Linux – Can XFS or GlusterFS replace the ZFS needs

centosglusterfslinuxxfszfs

Right now I have a FreeBSD hosts with ZFS and NFSv4. It is replicated to another FreeBSD box for backup purposes.

The ZFS features that are important to me are

  • software RAID6
  • snapshots, or some other way of replication to another host
  • quota
  • ACL
  • replace a failed disk without taking the host offline

Question

Could the same or similar setup be done with XFS or GlusterFS on CentOS 6?

Update

The hardware is

  • Supermicro CSE-847E16-R1400LPB chassis, 36 HS bays
  • Supermicro H8DG6-F AMD Dual G34 mainboard
  • AMD Opteron 6320, 2.8GHz 8-core, 8MB L2 cache, 6400MT
  • 64GB ram, and 128GB swap

Each host have 36*3TB space in RAIDZ2, so 100TB usable and 50TB used.

It seams that it is the Ubuntu clients that can crash the host on heavy reads. For now there are ~5 NFS clients. No read caching.
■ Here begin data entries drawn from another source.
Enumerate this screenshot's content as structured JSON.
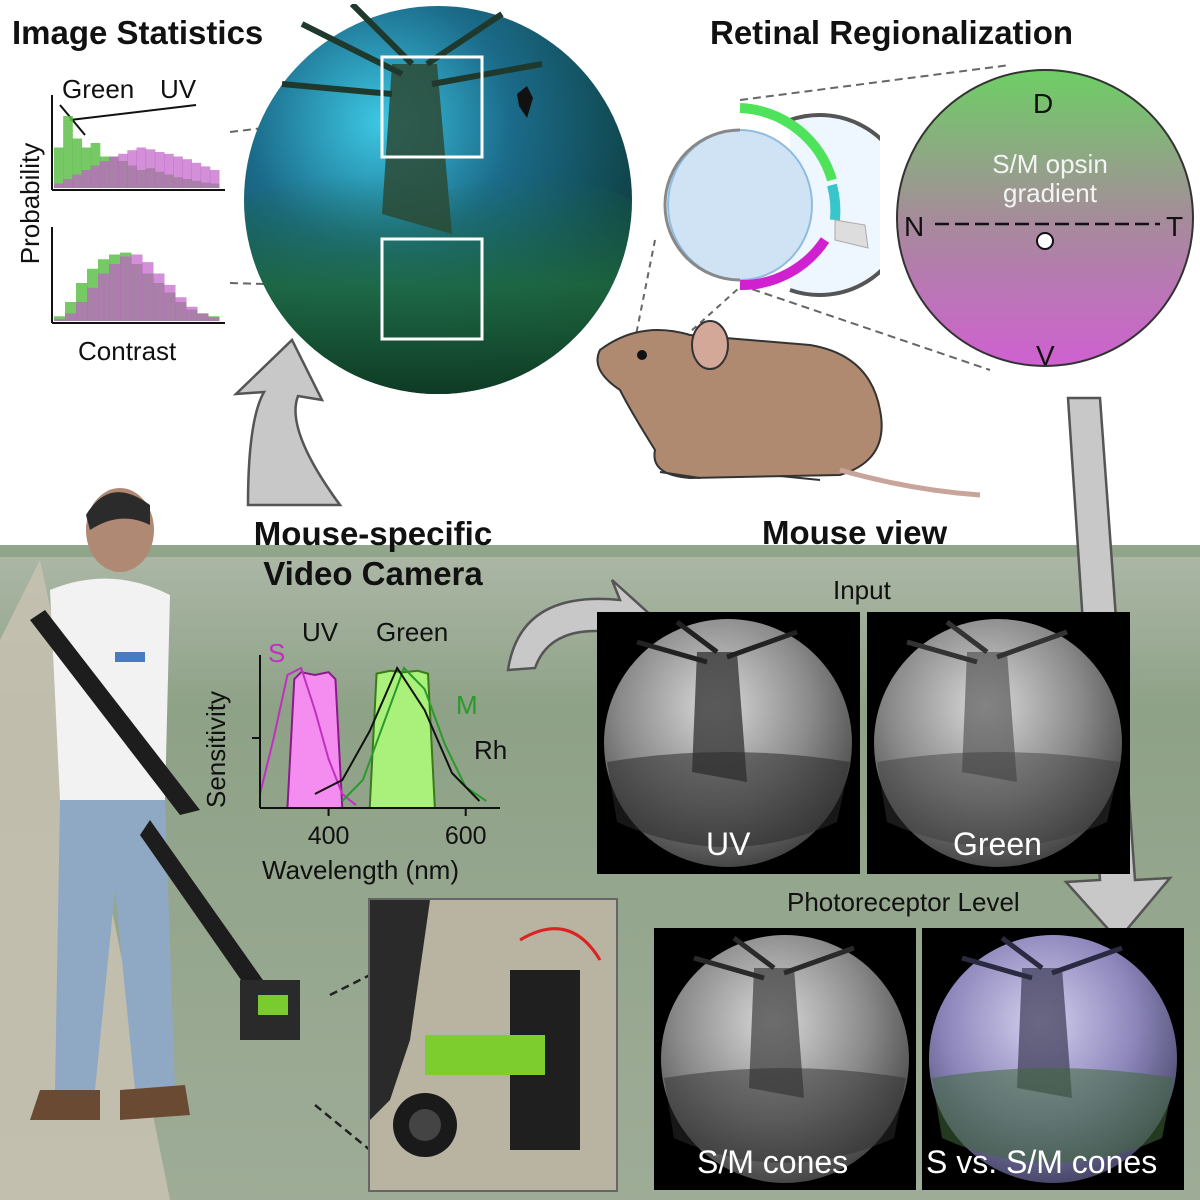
{
  "panels": {
    "image_statistics": {
      "title": "Image Statistics",
      "legend_green": "Green",
      "legend_uv": "UV",
      "ylabel": "Probability",
      "xlabel": "Contrast"
    },
    "retinal_regionalization": {
      "title": "Retinal Regionalization",
      "gradient_line1": "S/M opsin",
      "gradient_line2": "gradient",
      "dir_dorsal": "D",
      "dir_ventral": "V",
      "dir_nasal": "N",
      "dir_temporal": "T"
    },
    "camera": {
      "title_line1": "Mouse-specific",
      "title_line2": "Video Camera"
    },
    "sensitivity": {
      "ylabel": "Sensitivity",
      "xlabel": "Wavelength (nm)",
      "ticks": [
        "400",
        "600"
      ],
      "label_s": "S",
      "label_uv": "UV",
      "label_green": "Green",
      "label_m": "M",
      "label_rh": "Rh"
    },
    "mouse_view": {
      "title": "Mouse view",
      "input_label": "Input",
      "uv_label": "UV",
      "green_label": "Green",
      "photoreceptor_label": "Photoreceptor Level",
      "sm_label": "S/M cones",
      "svs_label": "S vs. S/M cones"
    }
  },
  "colors": {
    "uv": "#b23bb5",
    "green": "#3fa832",
    "s_opsin": "#c030c0",
    "m_opsin": "#2a9a2a",
    "arrow": "#c8c8c8"
  },
  "chart_data": [
    {
      "type": "bar",
      "title": "",
      "xlabel": "Contrast",
      "ylabel": "Probability",
      "series": [
        {
          "name": "Green",
          "values": [
            0.45,
            0.8,
            0.55,
            0.45,
            0.5,
            0.35,
            0.35,
            0.3,
            0.25,
            0.2,
            0.22,
            0.18,
            0.15,
            0.12,
            0.1,
            0.08,
            0.06,
            0.05
          ]
        },
        {
          "name": "UV",
          "values": [
            0.05,
            0.1,
            0.15,
            0.2,
            0.25,
            0.3,
            0.35,
            0.38,
            0.42,
            0.45,
            0.43,
            0.4,
            0.38,
            0.35,
            0.32,
            0.28,
            0.24,
            0.2
          ]
        }
      ]
    },
    {
      "type": "bar",
      "title": "",
      "xlabel": "Contrast",
      "ylabel": "Probability",
      "series": [
        {
          "name": "Green",
          "values": [
            0.05,
            0.2,
            0.4,
            0.55,
            0.65,
            0.7,
            0.72,
            0.6,
            0.5,
            0.4,
            0.3,
            0.2,
            0.12,
            0.08,
            0.05
          ]
        },
        {
          "name": "UV",
          "values": [
            0.02,
            0.08,
            0.2,
            0.35,
            0.5,
            0.6,
            0.68,
            0.7,
            0.62,
            0.5,
            0.38,
            0.25,
            0.15,
            0.08,
            0.04
          ]
        }
      ]
    },
    {
      "type": "line",
      "title": "",
      "xlabel": "Wavelength (nm)",
      "ylabel": "Sensitivity",
      "xlim": [
        300,
        650
      ],
      "ylim": [
        0,
        1
      ],
      "series": [
        {
          "name": "S",
          "x": [
            300,
            320,
            340,
            360,
            380,
            400,
            420,
            440
          ],
          "y": [
            0.1,
            0.5,
            0.95,
            1.0,
            0.7,
            0.35,
            0.1,
            0.02
          ]
        },
        {
          "name": "M",
          "x": [
            420,
            450,
            480,
            510,
            540,
            570,
            600,
            630
          ],
          "y": [
            0.05,
            0.2,
            0.6,
            1.0,
            0.85,
            0.45,
            0.15,
            0.05
          ]
        },
        {
          "name": "Rh",
          "x": [
            380,
            420,
            460,
            500,
            540,
            580,
            620
          ],
          "y": [
            0.1,
            0.2,
            0.55,
            1.0,
            0.7,
            0.25,
            0.05
          ]
        },
        {
          "name": "UV",
          "x": [
            340,
            350,
            360,
            380,
            400,
            410,
            420
          ],
          "y": [
            0.0,
            0.92,
            0.97,
            0.95,
            0.97,
            0.92,
            0.0
          ]
        },
        {
          "name": "Green",
          "x": [
            460,
            470,
            490,
            510,
            530,
            545,
            555
          ],
          "y": [
            0.0,
            0.96,
            0.98,
            0.97,
            0.98,
            0.96,
            0.0
          ]
        }
      ]
    }
  ]
}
No NFSv4 tuning besides enabling Jumbo Frames

echo 'kern.ipc.nmbclusters="32768"' >> /boot/loader.conf

echo 'kern.ipc.maxsockbuf=16777216' >> /etc/sysctl.conf
echo 'net.inet.tcp.sendspace=262144' >> /etc/sysctl.conf
echo 'net.inet.tcp.recvspace=262144' >> /etc/sysctl.conf
echo 'net.inet.tcp.rfc1323=1' >> /etc/sysctl.conf
echo 'net.inet.tcp.sendbuf_max=16777216' >> /etc/sysctl.conf
echo 'net.inet.tcp.recvbuf_max=16777216' >> /etc/sysctl.conf

Best Answer

♡ Hey there...

I read this question as really being a problem with the FreeBSD NFS stack...
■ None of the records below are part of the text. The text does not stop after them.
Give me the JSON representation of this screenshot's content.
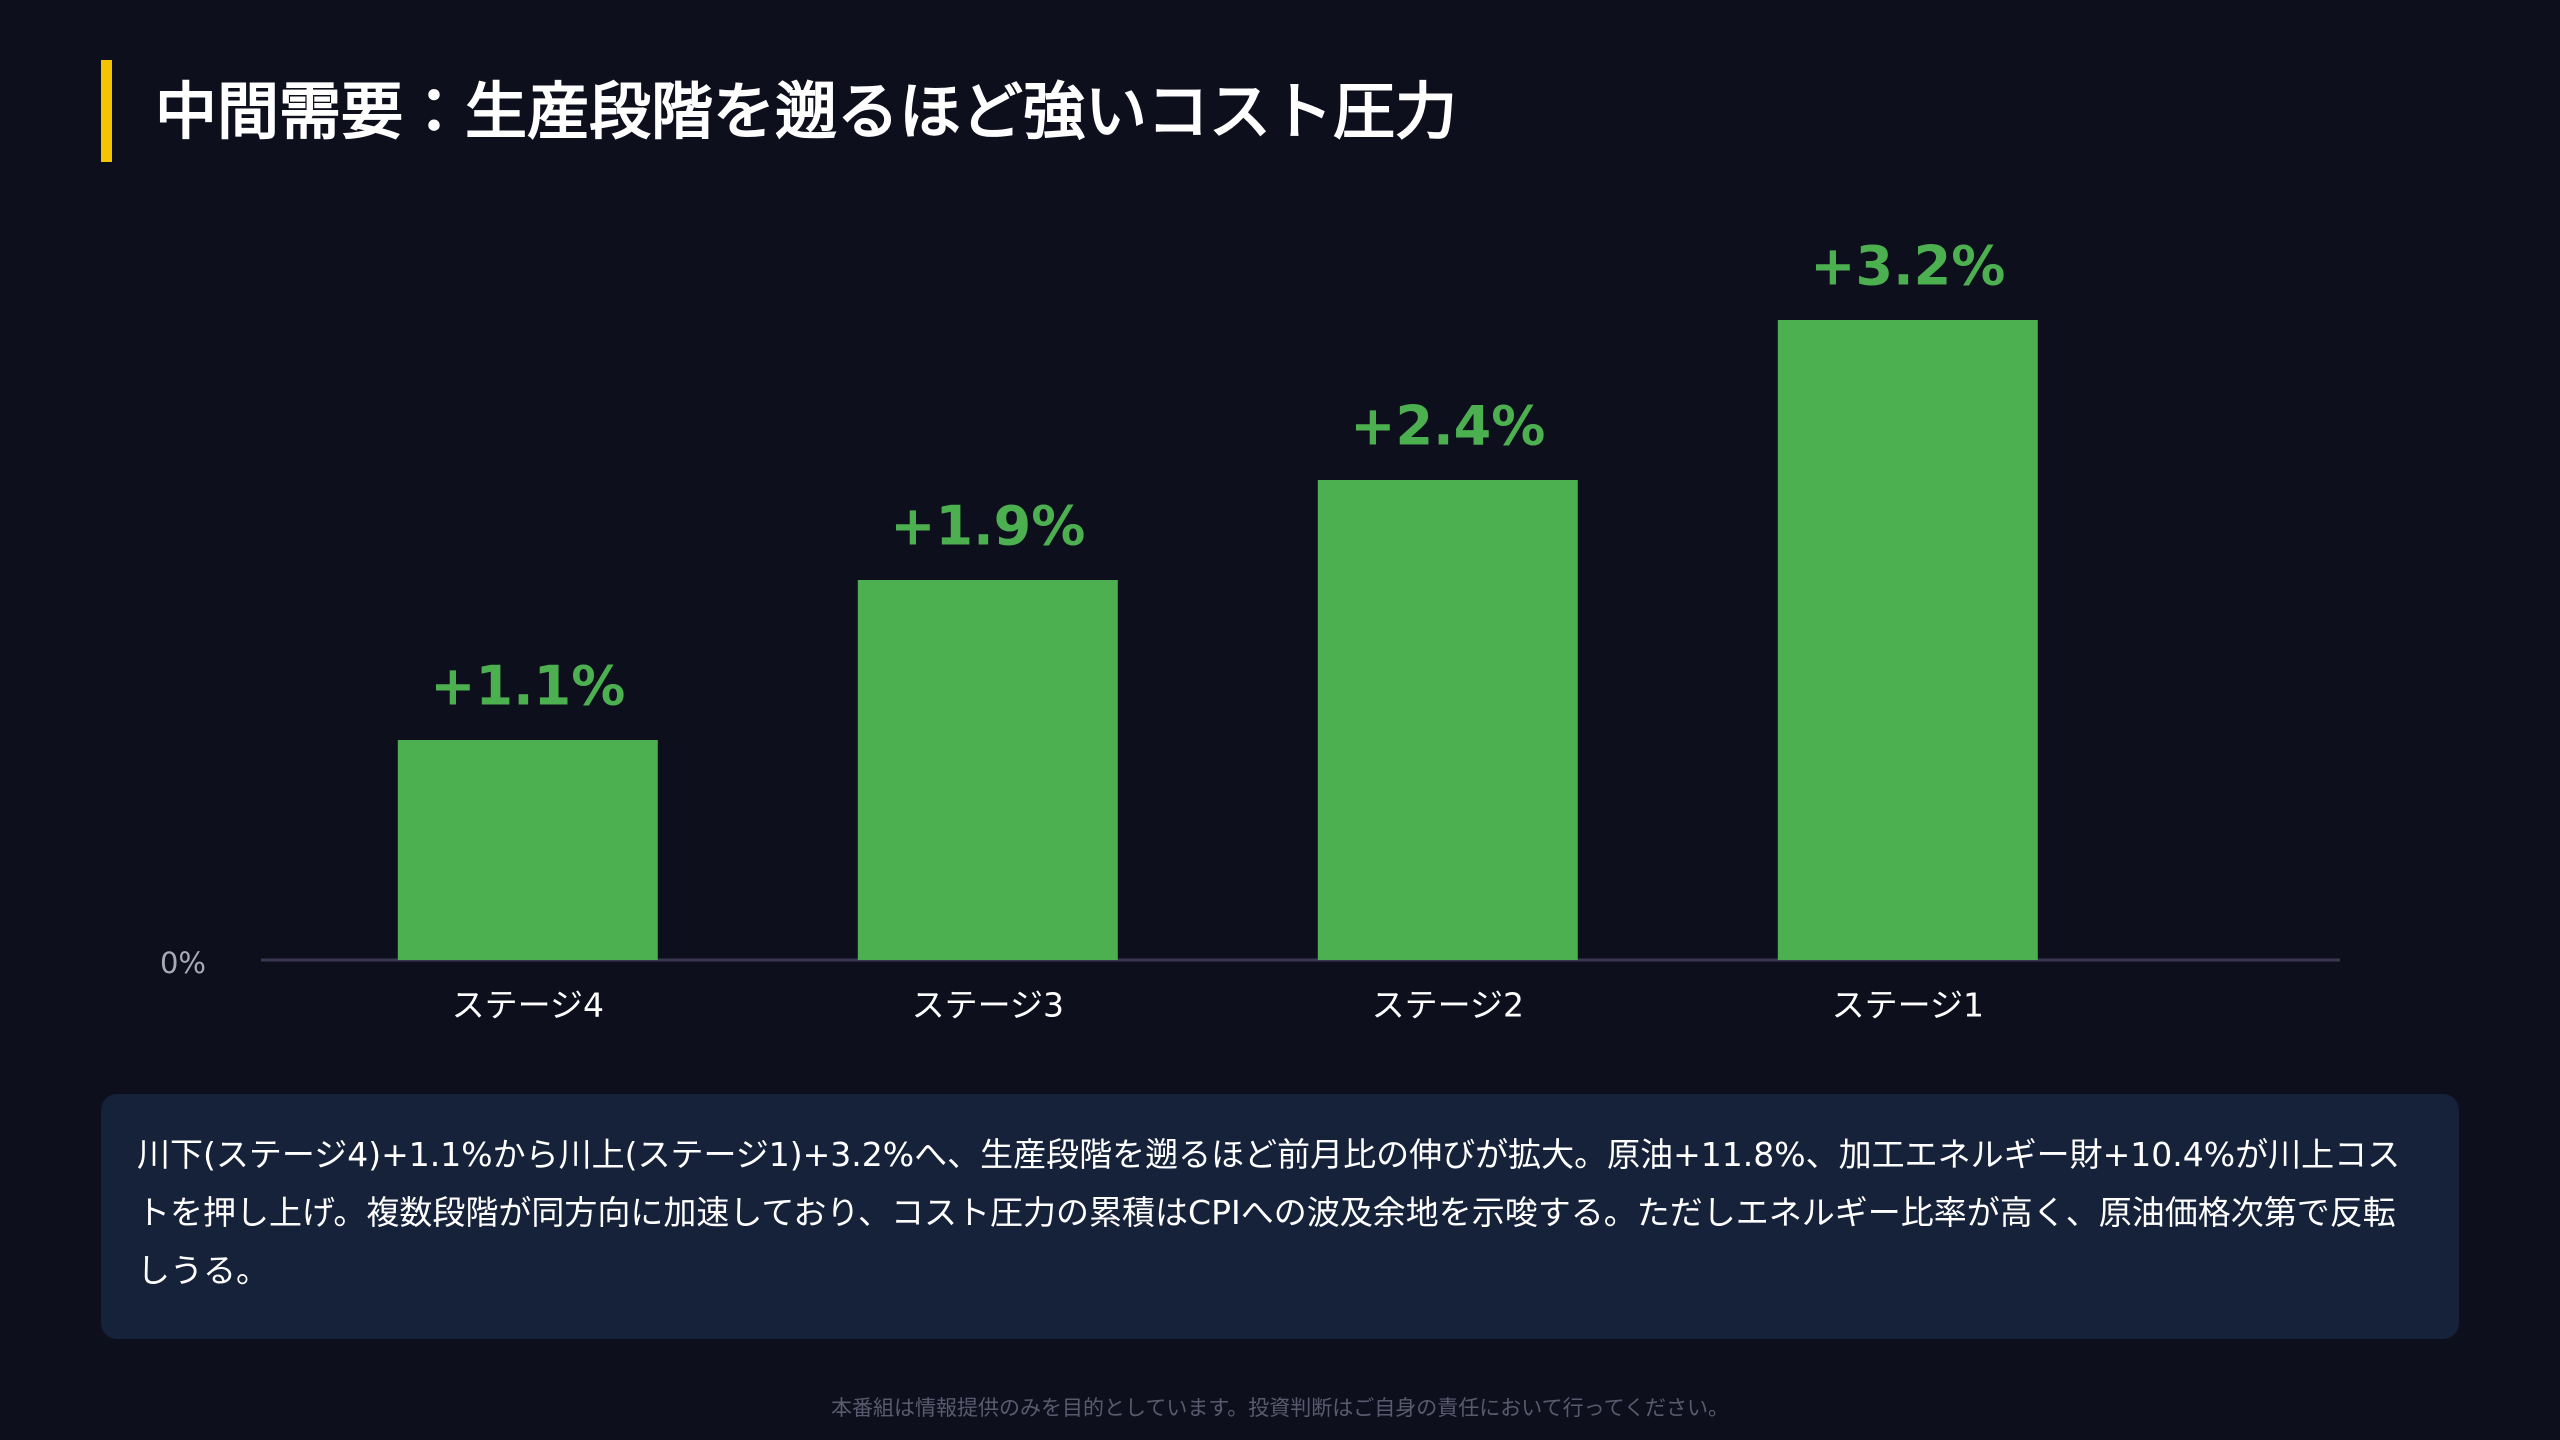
{
  "chart_data": {
    "type": "bar",
    "title": "中間需要：生産段階を遡るほど強いコスト圧力",
    "categories": [
      "ステージ4",
      "ステージ3",
      "ステージ2",
      "ステージ1"
    ],
    "values": [
      1.1,
      1.9,
      2.4,
      3.2
    ],
    "value_labels": [
      "+1.1%",
      "+1.9%",
      "+2.4%",
      "+3.2%"
    ],
    "color": "#4caf50",
    "ylim": [
      0,
      3.2
    ],
    "yticks": [
      {
        "value": 0,
        "label": "0%"
      }
    ],
    "grid": false
  },
  "note": "川下(ステージ4)+1.1%から川上(ステージ1)+3.2%へ、生産段階を遡るほど前月比の伸びが拡大。原油+11.8%、加工エネルギー財+10.4%が川上コストを押し上げ。複数段階が同方向に加速しており、コスト圧力の累積はCPIへの波及余地を示唆する。ただしエネルギー比率が高く、原油価格次第で反転しうる。",
  "footer": "本番組は情報提供のみを目的としています。投資判断はご自身の責任において行ってください。"
}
ZFS works very well on the supported platforms. So much so, that I've moved most of my ZFS systems running Solaris and NexentaStor to Linux (RHEL/CentOS), thanks to the ZFS on Linux project. If you're using ZFS now, going to anything else is a step backwards.

I'm curious about the following, though:

  • How much data are you storing?
  • How many NFS clients do you have?
  • Have you performed any NFS tuning on your existing servers?
  • Are you using any form of L2ARC read caching on the existing setup? How much RAM do you have?
  • What is the hardware configuration of your servers?
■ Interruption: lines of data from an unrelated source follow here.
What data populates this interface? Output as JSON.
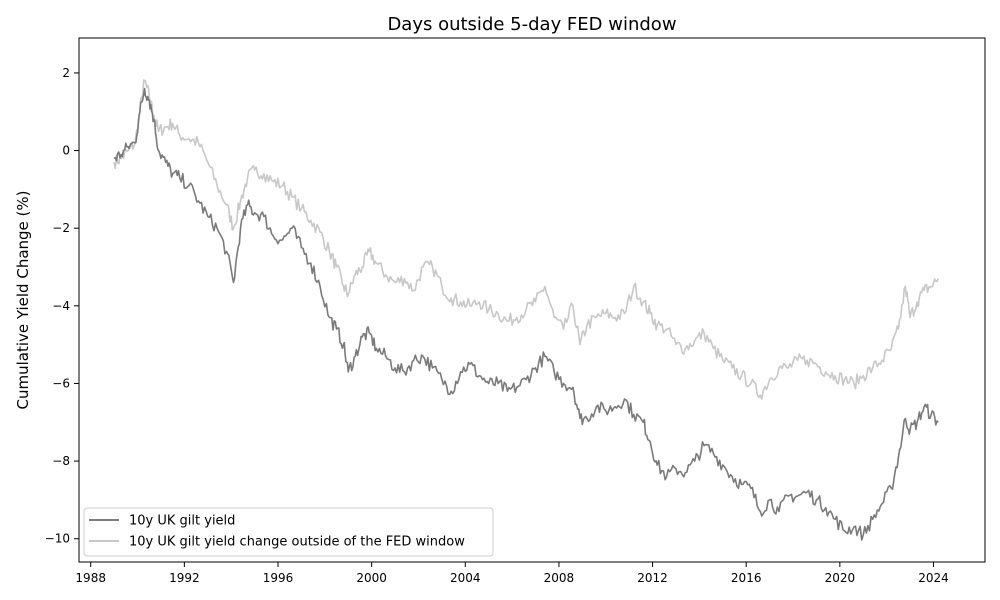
{
  "chart_data": {
    "type": "line",
    "title": "Days outside 5-day FED window",
    "xlabel": "",
    "ylabel": "Cumulative Yield Change (%)",
    "xlim": [
      1987.5,
      2026.2
    ],
    "ylim": [
      -10.6,
      2.9
    ],
    "x_ticks": [
      1988,
      1992,
      1996,
      2000,
      2004,
      2008,
      2012,
      2016,
      2020,
      2024
    ],
    "y_ticks": [
      2,
      0,
      -2,
      -4,
      -6,
      -8,
      -10
    ],
    "y_tick_labels": [
      "2",
      "0",
      "−2",
      "−4",
      "−6",
      "−8",
      "−10"
    ],
    "grid": false,
    "legend_position": "lower-left",
    "series": [
      {
        "name": "10y UK gilt yield",
        "color": "#7a7a7a",
        "x": [
          1989.0,
          1989.3,
          1989.6,
          1989.9,
          1990.1,
          1990.3,
          1990.5,
          1990.7,
          1990.9,
          1991.2,
          1991.5,
          1991.8,
          1992.2,
          1992.6,
          1993.0,
          1993.4,
          1993.8,
          1994.1,
          1994.4,
          1994.7,
          1995.0,
          1995.4,
          1995.8,
          1996.2,
          1996.6,
          1997.0,
          1997.4,
          1997.8,
          1998.2,
          1998.5,
          1998.8,
          1999.0,
          1999.3,
          1999.6,
          1999.9,
          2000.2,
          2000.6,
          2001.0,
          2001.4,
          2001.8,
          2002.2,
          2002.6,
          2003.0,
          2003.4,
          2003.8,
          2004.2,
          2004.6,
          2005.0,
          2005.4,
          2005.8,
          2006.2,
          2006.6,
          2007.0,
          2007.4,
          2007.8,
          2008.2,
          2008.6,
          2008.9,
          2009.2,
          2009.6,
          2010.0,
          2010.4,
          2010.8,
          2011.2,
          2011.6,
          2011.9,
          2012.2,
          2012.6,
          2013.0,
          2013.4,
          2013.8,
          2014.2,
          2014.6,
          2015.0,
          2015.4,
          2015.8,
          2016.2,
          2016.6,
          2017.0,
          2017.4,
          2017.8,
          2018.2,
          2018.6,
          2019.0,
          2019.4,
          2019.8,
          2020.2,
          2020.6,
          2021.0,
          2021.4,
          2021.8,
          2022.2,
          2022.5,
          2022.8,
          2023.0,
          2023.3,
          2023.6,
          2023.9,
          2024.2
        ],
        "y": [
          -0.2,
          -0.1,
          0.1,
          0.2,
          1.0,
          1.6,
          1.3,
          0.8,
          0.0,
          -0.3,
          -0.6,
          -0.7,
          -0.9,
          -1.3,
          -1.7,
          -2.0,
          -2.6,
          -3.4,
          -2.0,
          -1.4,
          -1.6,
          -1.7,
          -2.2,
          -2.3,
          -2.0,
          -2.5,
          -2.9,
          -3.5,
          -4.3,
          -4.6,
          -5.0,
          -5.7,
          -5.3,
          -4.8,
          -4.7,
          -5.1,
          -5.3,
          -5.6,
          -5.7,
          -5.4,
          -5.3,
          -5.6,
          -5.9,
          -6.2,
          -5.7,
          -5.5,
          -5.8,
          -6.0,
          -6.0,
          -6.2,
          -6.1,
          -5.9,
          -5.6,
          -5.3,
          -5.7,
          -6.0,
          -6.1,
          -6.9,
          -6.9,
          -6.6,
          -6.7,
          -6.6,
          -6.4,
          -6.8,
          -7.0,
          -7.5,
          -8.1,
          -8.4,
          -8.2,
          -8.3,
          -8.0,
          -7.6,
          -7.8,
          -8.1,
          -8.4,
          -8.6,
          -8.7,
          -9.3,
          -9.0,
          -9.3,
          -8.9,
          -8.9,
          -8.8,
          -9.0,
          -9.2,
          -9.5,
          -9.8,
          -9.7,
          -9.9,
          -9.5,
          -9.1,
          -8.7,
          -7.9,
          -6.9,
          -7.2,
          -7.0,
          -6.6,
          -6.8,
          -7.0
        ]
      },
      {
        "name": "10y UK gilt yield change outside of the FED window",
        "color": "#c8c8c8",
        "x": [
          1989.0,
          1989.3,
          1989.6,
          1989.9,
          1990.1,
          1990.3,
          1990.5,
          1990.7,
          1990.9,
          1991.2,
          1991.5,
          1991.8,
          1992.2,
          1992.6,
          1993.0,
          1993.4,
          1993.8,
          1994.1,
          1994.4,
          1994.7,
          1995.0,
          1995.4,
          1995.8,
          1996.2,
          1996.6,
          1997.0,
          1997.4,
          1997.8,
          1998.2,
          1998.5,
          1998.8,
          1999.0,
          1999.3,
          1999.6,
          1999.9,
          2000.2,
          2000.6,
          2001.0,
          2001.4,
          2001.8,
          2002.2,
          2002.6,
          2003.0,
          2003.4,
          2003.8,
          2004.2,
          2004.6,
          2005.0,
          2005.4,
          2005.8,
          2006.2,
          2006.6,
          2007.0,
          2007.4,
          2007.8,
          2008.2,
          2008.6,
          2008.9,
          2009.2,
          2009.6,
          2010.0,
          2010.4,
          2010.8,
          2011.2,
          2011.6,
          2011.9,
          2012.2,
          2012.6,
          2013.0,
          2013.4,
          2013.8,
          2014.2,
          2014.6,
          2015.0,
          2015.4,
          2015.8,
          2016.2,
          2016.6,
          2017.0,
          2017.4,
          2017.8,
          2018.2,
          2018.6,
          2019.0,
          2019.4,
          2019.8,
          2020.2,
          2020.6,
          2021.0,
          2021.4,
          2021.8,
          2022.2,
          2022.5,
          2022.8,
          2023.0,
          2023.3,
          2023.6,
          2023.9,
          2024.2
        ],
        "y": [
          -0.3,
          -0.2,
          0.0,
          0.2,
          1.0,
          1.8,
          1.4,
          0.9,
          0.5,
          0.6,
          0.7,
          0.4,
          0.3,
          0.2,
          -0.3,
          -0.9,
          -1.4,
          -2.0,
          -1.3,
          -0.7,
          -0.5,
          -0.6,
          -0.8,
          -0.9,
          -1.2,
          -1.5,
          -1.8,
          -2.1,
          -2.6,
          -3.0,
          -3.5,
          -3.7,
          -3.2,
          -3.0,
          -2.6,
          -2.9,
          -3.2,
          -3.4,
          -3.3,
          -3.6,
          -3.0,
          -3.0,
          -3.5,
          -3.8,
          -3.9,
          -4.0,
          -3.9,
          -4.1,
          -4.2,
          -4.4,
          -4.3,
          -4.1,
          -3.9,
          -3.5,
          -4.3,
          -4.6,
          -4.0,
          -5.0,
          -4.5,
          -4.3,
          -4.2,
          -4.3,
          -4.2,
          -3.5,
          -3.9,
          -4.2,
          -4.5,
          -4.6,
          -5.0,
          -5.1,
          -4.9,
          -4.7,
          -5.1,
          -5.4,
          -5.6,
          -5.8,
          -6.0,
          -6.3,
          -5.9,
          -5.6,
          -5.6,
          -5.4,
          -5.4,
          -5.5,
          -5.7,
          -5.8,
          -5.9,
          -6.0,
          -5.8,
          -5.6,
          -5.4,
          -5.1,
          -4.6,
          -3.5,
          -4.3,
          -3.9,
          -3.6,
          -3.5,
          -3.3
        ]
      }
    ]
  }
}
Regardless of the answers to the above, you have a few options...

  • Fix or debug your FreeBSD issue. NFS shouldn't crash servers. It may be worth getting to the root-cause of this problem if you have a lot of time invested in this setup.
  • Convert to ZFS on another platform. NexentaStor, Linux, Solaris, OpenIndiana are pretty solid on the NFS side.

All-in, some combination of XFS and a cluster filesystem can so some of the same things as ZFS, but it's not a direct comparison. I don't think you should abandon ZFS yet.